An Atheist in the FOXhole
- Author: Joe Muto
- Publisher: E. P. Dutton
- Publication date: 2013

= An Atheist in the FOXhole =

2013 memoir by Joe Muto

An Atheist in the FOXhole: A Liberal's Eight-Year Odyssey Inside the Heart of the Right-Wing Media is a 2013 memoir by Joe Muto, a man with liberal political views who worked for Fox News for eight years, that was published by E. P. Dutton.

==Contents==
Muto, a graduate of University of Notre Dame, started work at Fox as a production assistant and became an associate producer for Bill O'Reilly's show. He was fired due to leaking information to Gawker. Gawker paid him $5,000 for the material. Muto pleaded guilty to two misdemeanor charges: attempted computer tampering and attempted theft.

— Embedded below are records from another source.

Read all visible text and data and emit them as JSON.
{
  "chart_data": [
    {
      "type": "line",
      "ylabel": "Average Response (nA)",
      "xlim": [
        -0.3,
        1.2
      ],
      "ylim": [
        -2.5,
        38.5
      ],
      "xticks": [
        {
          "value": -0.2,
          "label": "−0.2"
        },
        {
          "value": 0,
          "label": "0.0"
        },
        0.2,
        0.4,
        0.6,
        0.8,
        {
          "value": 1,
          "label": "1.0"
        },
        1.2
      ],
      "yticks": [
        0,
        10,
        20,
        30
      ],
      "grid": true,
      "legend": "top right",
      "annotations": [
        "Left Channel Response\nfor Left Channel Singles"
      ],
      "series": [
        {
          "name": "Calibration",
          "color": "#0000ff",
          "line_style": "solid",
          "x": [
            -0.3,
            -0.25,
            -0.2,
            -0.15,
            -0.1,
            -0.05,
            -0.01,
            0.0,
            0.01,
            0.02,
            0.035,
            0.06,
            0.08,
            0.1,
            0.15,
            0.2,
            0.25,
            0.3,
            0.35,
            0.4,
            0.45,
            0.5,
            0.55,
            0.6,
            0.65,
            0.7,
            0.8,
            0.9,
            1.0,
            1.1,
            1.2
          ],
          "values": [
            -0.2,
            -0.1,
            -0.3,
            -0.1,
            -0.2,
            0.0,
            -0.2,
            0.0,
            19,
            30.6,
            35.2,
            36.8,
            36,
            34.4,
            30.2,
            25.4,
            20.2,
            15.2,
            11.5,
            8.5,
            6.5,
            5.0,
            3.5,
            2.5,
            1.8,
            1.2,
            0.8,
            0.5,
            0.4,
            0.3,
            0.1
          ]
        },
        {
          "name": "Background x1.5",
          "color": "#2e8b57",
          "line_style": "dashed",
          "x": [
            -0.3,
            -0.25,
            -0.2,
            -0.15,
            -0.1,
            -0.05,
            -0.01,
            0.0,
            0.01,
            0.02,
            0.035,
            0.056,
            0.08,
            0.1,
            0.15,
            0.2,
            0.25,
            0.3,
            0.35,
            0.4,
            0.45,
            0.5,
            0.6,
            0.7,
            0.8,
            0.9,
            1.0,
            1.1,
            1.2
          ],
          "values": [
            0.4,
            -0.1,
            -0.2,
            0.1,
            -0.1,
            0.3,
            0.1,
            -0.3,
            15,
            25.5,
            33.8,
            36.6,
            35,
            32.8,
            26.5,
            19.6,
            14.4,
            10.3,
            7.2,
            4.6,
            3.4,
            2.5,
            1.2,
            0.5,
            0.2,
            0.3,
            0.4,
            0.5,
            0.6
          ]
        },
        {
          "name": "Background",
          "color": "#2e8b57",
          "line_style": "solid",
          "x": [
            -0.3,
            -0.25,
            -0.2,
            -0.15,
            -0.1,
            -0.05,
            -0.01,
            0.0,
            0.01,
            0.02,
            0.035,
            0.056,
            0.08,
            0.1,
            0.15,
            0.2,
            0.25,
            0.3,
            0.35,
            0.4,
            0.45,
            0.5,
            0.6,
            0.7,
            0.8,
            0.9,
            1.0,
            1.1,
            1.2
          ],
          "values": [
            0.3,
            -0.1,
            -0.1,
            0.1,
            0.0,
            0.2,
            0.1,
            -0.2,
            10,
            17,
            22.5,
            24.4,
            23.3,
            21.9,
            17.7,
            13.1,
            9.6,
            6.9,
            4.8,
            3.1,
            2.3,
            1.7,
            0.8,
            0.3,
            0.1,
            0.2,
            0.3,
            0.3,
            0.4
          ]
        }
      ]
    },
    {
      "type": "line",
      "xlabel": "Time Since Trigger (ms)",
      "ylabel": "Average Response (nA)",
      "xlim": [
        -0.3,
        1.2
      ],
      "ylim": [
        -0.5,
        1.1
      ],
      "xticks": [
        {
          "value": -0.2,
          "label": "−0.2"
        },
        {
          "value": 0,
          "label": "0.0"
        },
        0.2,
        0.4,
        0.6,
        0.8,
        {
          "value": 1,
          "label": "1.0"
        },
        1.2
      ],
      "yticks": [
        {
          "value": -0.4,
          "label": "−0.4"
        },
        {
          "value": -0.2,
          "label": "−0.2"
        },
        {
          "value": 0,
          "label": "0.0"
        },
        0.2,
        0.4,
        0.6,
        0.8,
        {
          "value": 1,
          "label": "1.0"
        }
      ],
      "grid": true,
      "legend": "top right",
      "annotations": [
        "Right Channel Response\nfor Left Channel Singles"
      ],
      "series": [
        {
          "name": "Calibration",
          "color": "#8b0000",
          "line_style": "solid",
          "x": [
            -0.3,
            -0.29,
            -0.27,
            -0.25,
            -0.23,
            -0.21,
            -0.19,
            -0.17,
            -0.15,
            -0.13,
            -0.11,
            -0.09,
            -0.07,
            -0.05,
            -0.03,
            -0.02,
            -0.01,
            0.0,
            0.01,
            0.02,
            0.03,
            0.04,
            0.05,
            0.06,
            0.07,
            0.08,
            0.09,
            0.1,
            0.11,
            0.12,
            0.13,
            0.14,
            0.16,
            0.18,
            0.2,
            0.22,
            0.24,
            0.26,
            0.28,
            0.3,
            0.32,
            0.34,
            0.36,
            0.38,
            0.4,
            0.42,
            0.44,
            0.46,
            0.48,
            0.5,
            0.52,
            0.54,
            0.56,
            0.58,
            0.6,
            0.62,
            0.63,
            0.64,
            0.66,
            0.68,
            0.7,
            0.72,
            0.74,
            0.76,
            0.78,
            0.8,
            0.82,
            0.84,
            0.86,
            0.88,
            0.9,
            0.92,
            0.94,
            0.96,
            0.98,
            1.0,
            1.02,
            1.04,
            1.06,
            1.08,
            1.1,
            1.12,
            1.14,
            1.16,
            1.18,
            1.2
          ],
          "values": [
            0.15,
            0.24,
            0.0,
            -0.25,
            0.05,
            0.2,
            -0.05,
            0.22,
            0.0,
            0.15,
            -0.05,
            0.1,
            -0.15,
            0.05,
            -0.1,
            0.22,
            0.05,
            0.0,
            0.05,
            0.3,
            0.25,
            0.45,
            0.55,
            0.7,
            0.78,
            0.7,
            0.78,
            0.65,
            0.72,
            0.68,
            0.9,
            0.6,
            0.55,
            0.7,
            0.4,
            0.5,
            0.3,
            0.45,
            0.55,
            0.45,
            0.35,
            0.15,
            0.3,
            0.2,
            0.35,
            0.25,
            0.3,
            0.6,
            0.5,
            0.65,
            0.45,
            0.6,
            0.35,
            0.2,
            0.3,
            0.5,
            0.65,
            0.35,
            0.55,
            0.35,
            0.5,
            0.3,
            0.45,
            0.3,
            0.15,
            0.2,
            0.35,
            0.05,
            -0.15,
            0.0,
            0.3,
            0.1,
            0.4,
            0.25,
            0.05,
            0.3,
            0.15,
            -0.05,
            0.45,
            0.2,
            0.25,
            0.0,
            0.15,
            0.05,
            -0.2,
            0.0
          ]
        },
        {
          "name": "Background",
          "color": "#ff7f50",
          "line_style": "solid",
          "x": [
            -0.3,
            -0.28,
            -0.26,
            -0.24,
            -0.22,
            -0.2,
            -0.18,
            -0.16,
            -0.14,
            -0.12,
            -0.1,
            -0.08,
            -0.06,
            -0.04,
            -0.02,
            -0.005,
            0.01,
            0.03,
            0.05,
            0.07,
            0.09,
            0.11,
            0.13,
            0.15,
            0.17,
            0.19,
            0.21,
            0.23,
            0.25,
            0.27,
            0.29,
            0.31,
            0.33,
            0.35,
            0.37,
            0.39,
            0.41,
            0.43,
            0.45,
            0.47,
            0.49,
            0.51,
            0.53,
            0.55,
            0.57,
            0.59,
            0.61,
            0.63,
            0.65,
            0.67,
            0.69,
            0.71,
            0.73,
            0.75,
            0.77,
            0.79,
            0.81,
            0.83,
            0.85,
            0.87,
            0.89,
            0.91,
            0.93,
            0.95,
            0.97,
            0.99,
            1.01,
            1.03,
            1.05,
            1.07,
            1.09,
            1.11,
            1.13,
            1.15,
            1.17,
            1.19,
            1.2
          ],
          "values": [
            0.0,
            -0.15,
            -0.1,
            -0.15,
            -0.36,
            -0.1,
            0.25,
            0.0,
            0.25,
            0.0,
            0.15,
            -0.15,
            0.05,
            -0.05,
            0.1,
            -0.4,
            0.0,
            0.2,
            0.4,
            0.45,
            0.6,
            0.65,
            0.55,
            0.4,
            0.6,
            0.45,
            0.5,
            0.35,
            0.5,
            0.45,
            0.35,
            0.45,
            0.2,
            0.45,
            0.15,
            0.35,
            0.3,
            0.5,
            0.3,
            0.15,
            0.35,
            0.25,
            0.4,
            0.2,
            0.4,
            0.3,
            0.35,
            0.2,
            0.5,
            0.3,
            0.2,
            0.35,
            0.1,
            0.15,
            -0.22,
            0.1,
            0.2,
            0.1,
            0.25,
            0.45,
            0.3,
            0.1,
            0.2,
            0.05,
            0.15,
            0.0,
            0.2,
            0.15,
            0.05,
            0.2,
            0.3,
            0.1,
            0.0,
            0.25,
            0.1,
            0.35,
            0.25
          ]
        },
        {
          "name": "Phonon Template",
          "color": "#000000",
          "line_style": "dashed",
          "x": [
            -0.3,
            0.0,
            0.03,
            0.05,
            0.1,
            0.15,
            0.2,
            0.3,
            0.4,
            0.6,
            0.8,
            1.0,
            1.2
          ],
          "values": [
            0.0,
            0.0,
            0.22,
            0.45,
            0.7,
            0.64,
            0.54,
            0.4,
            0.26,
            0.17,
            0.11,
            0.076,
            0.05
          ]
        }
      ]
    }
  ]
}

He was sentenced to over 200 hours of community service and a fine of $1,000; he also gave up all of the funds Gawker paid him to the court.

The book switches back and forth between his firing and the chronology of his time at Fox. Calvin Terbeek of the Houston Press wrote that the initial parts of the book largely discusses the general management style of cable news, and that the Fox-specific content largely appears after Muto is brought on to Bill O'Reilly's program; according to Terbeek, the book focuses more on O'Reilly than on Sean Hannity.

The Associated Press stated that "His book isn't a diatribe, and is often funny. He knows there are stories some of his former colleagues won't like, but Muto is hard on himself, too." According to the AP, it has "a detailed character study of O'Reilly". Eric Deggans of the Tampa Bay Times stated that "media nerds" would find interest in the content about O'Reilly.

==Reception==

Andrew Mueller of the New Humanist wrote that Muto is "a breezy, amiable storyteller who manages to turn a yarn that could easily have been a magazine article into an altogether readable book that rarely feels padded."

Nicky Woolf of the New Statesman argued that the book has few new revelations about Fox News figures, and that it was "insightful, if a little underwhelming."

Deggans wrote that "I found the middle sections a compelling, detailed look at how cable's top anchor chooses stories and develops his onscreen image."

Terbeek describes the book as "a liberal's beach book read: light, easy and mostly fun." He criticizes the author's attempts at humor within the book's first 75 pages. He argued that political conservatives may enjoy reading the book for gossip presented on Fox News personalities and on the information on how cable news networks are operated.